Saturn, like its bigger neighbour, also has a large family of moons - more than 30 at the last count. At this distance from the Sun, the moons are largely made of ice. Currently, the hugely successful Cassini probe is in orbit around Saturn, making close passes by its moons. Its most famous encounter was with Titan, where it released the European Huygens probe - which sent back the astonishing images of the clouded moon's surface.

What's up?

Mighty Jupiter is the most brilliant object up in the night sky this month (after the Moon). It sits in the

Y-shaped star-pattern of Virgo (the virgin), with the constellation's brightest star, Spica, to Jupiter's lower left.

To the upper right of Jupiter you'll find Leo (the lion), shaped like a crouching feline, with Regulus marking its heart. To the right again - over in the west - Saturn shines alongside the twin stars of Gemini, Castor and Pollux.

Around 22 April, you may spot some shooting stars diverging outwards from the constellation Lyra (the lyre). The Lyrid meteors consist of debris from a comet called Thatcher. This year, bright moonlight will drown out all but the brightest meteors.
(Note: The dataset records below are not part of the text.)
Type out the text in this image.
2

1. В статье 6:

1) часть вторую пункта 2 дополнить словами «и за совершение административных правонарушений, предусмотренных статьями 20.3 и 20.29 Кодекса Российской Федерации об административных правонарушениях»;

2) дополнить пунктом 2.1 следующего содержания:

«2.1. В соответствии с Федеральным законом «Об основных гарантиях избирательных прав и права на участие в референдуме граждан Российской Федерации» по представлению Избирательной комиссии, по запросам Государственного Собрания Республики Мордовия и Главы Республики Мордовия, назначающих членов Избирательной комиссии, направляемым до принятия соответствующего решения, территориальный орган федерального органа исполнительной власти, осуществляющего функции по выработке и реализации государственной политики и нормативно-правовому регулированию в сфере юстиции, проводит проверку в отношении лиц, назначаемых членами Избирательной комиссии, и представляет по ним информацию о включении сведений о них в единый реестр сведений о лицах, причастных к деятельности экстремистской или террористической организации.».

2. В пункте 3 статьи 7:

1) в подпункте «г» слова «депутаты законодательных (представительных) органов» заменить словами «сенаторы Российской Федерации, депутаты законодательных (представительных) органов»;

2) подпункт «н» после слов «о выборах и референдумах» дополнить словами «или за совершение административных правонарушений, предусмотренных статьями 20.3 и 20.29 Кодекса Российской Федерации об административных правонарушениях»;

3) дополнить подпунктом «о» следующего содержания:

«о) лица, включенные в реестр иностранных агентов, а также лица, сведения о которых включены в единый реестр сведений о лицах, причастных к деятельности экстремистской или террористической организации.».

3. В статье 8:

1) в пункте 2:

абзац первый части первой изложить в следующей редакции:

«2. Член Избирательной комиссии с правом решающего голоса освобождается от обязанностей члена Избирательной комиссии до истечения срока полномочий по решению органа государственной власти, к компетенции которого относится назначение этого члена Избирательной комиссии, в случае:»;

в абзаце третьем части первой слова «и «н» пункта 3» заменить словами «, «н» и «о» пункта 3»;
On the other side of the world, there's a eclipse of the Sun on 8- 9 April. It starts in New Zealand as an annular eclipse, with the Moon not quite covering the Sun, but leaving a bright ring of sunlight around the Moon's silhouette. Over most of the Pacific the eclipse is total. It becomes annular again at the end of the eclipse, visible from Panama and northern Colombia.